Was Jesus “a god”? Answering Jehovah’s Witnesses: John 1:1

How Can Jesus be “Firstborn of All Creation” yet Eternal God? Answering Jehovah’s Witnesses: Colossians 1:15-19

MONOGENES

The fact that Jesus is sometimes called “only begotten” causes a lot of confusion (and is, likewise, emphasized by our Jehovah’s Witness friends).

The King James Version famously says, “For God so loved the world, that he gave his only begotten Son.” John 1:18 in the King James Version also reads, “No man hath seen God at any time; the only begotten Son, which is in the bosom of the Father, he hath declared him.”

If Jesus is the eternal Son of the Trinity, how could he be “begotten”? This is a valid question. I always wondered myself how the early church justified the Son being both eternal and begotten.

First, why are we – today – still saying “begotten”? Can’t we update to “born” already? Have you ever said, “Congratulations on your newly begotten daughter”? But I digress.

Secondly, the Greek word mongenes that is sometimes translated “only begotten” can also be translated as “one and only” (as the NIV does) or “unique” or simply “only” (as the ESV and NRSV do). In fact, if you were to do a study of all the available Bible translations, you’d notice something: It’s usually the older versions that translate it as “only begotten.” Why is this?

This is because Greek scholars used to think the two smaller words that form the compound word monogenes (“mono” + “genes”) meant “only” (mono) and “to beget” (gennao). But after discovering and studying more and more ancient Greek writings, it became clear that the second word wasn’t from the Greek word gennao (to beget), but genos (class, kind). The term monogenes literally means “one of a kind.” To understand monogenes as “only birthed” or “only born” is incorrect. New Testament scholar Michael S. Heiser describes “only begotten” as an “unfortunately confusing translation.”

The definitive Greek to English lexicon (BDAG!) give only two definitions for mongenes: “[pertaining] to being the only one of its kind within a specific relationship, one and only, only” and “[pertaining] to being the only one of its kind or class, unique (in kind).” [1] Notice, BDAG only gives two definitions for monogenes; neither are “only born.”

 

BEGOTTEN, NOT MADE

The theologians who created two important creeds of the early church clearly didn’t take “begotten” literally.

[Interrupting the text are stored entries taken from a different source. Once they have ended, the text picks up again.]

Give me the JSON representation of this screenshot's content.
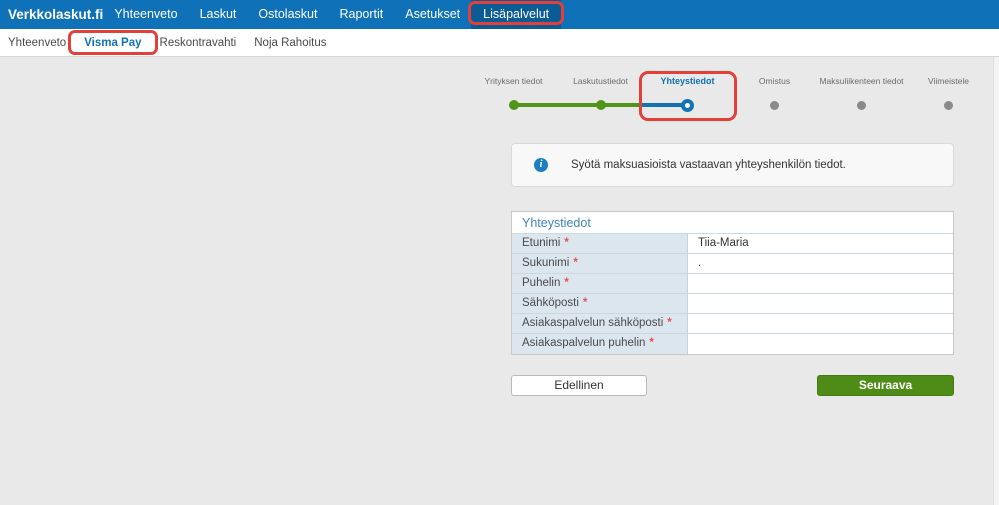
{
  "topnav": {
    "brand": "Verkkolaskut.fi",
    "items": [
      {
        "label": "Yhteenveto",
        "active": false
      },
      {
        "label": "Laskut",
        "active": false
      },
      {
        "label": "Ostolaskut",
        "active": false
      },
      {
        "label": "Raportit",
        "active": false
      },
      {
        "label": "Asetukset",
        "active": false
      },
      {
        "label": "Lisäpalvelut",
        "active": true,
        "annotated": true
      }
    ]
  },
  "subnav": {
    "items": [
      {
        "label": "Yhteenveto",
        "active": false
      },
      {
        "label": "Visma Pay",
        "active": true,
        "annotated": true
      },
      {
        "label": "Reskontravahti",
        "active": false
      },
      {
        "label": "Noja Rahoitus",
        "active": false
      }
    ]
  },
  "stepper": {
    "steps": [
      {
        "label": "Yrityksen tiedot",
        "state": "done"
      },
      {
        "label": "Laskutustiedot",
        "state": "done"
      },
      {
        "label": "Yhteystiedot",
        "state": "current",
        "annotated": true
      },
      {
        "label": "Omistus",
        "state": "upcoming"
      },
      {
        "label": "Maksuliikenteen tiedot",
        "state": "upcoming"
      },
      {
        "label": "Viimeistele",
        "state": "upcoming"
      }
    ]
  },
  "info": {
    "icon": "info-icon",
    "icon_glyph": "i",
    "text": "Syötä maksuasioista vastaavan yhteyshenkilön tiedot."
  },
  "form": {
    "title": "Yhteystiedot",
    "required_marker": "*",
    "rows": [
      {
        "label": "Etunimi",
        "required": true,
        "value": "Tiia-Maria"
      },
      {
        "label": "Sukunimi",
        "required": true,
        "value": "."
      },
      {
        "label": "Puhelin",
        "required": true,
        "value": ""
      },
      {
        "label": "Sähköposti",
        "required": true,
        "value": ""
      },
      {
        "label": "Asiakaspalvelun sähköposti",
        "required": true,
        "value": ""
      },
      {
        "label": "Asiakaspalvelun puhelin",
        "required": true,
        "value": ""
      }
    ]
  },
  "buttons": {
    "previous": "Edellinen",
    "next": "Seuraava"
  },
  "colors": {
    "topnav_bg": "#0f72b8",
    "topnav_active_bg": "#0b5b94",
    "annotation_red": "#e2403a",
    "step_done_green": "#4e9519",
    "step_current_blue": "#1273b4",
    "step_upcoming_gray": "#8a8a8a",
    "link_blue": "#1172b2",
    "next_button_green": "#4f8c17",
    "label_cell_bg": "#dce6ef",
    "page_bg": "#e9e9e9"
  }
}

These creeds were statements of faith based on a close study of the Bible. 

In the Nicene Creed (325 AD), Jesus is described as “eternally begotten of the Father.” How can one be eternally born? The creed goes on to describe Jesus as “God from God, Light from Light, true God from true God,” and then they wrote this: “begotten, not made.” Seems to me they’re emphasizing that “begotten” shouldn’t be taken literally. 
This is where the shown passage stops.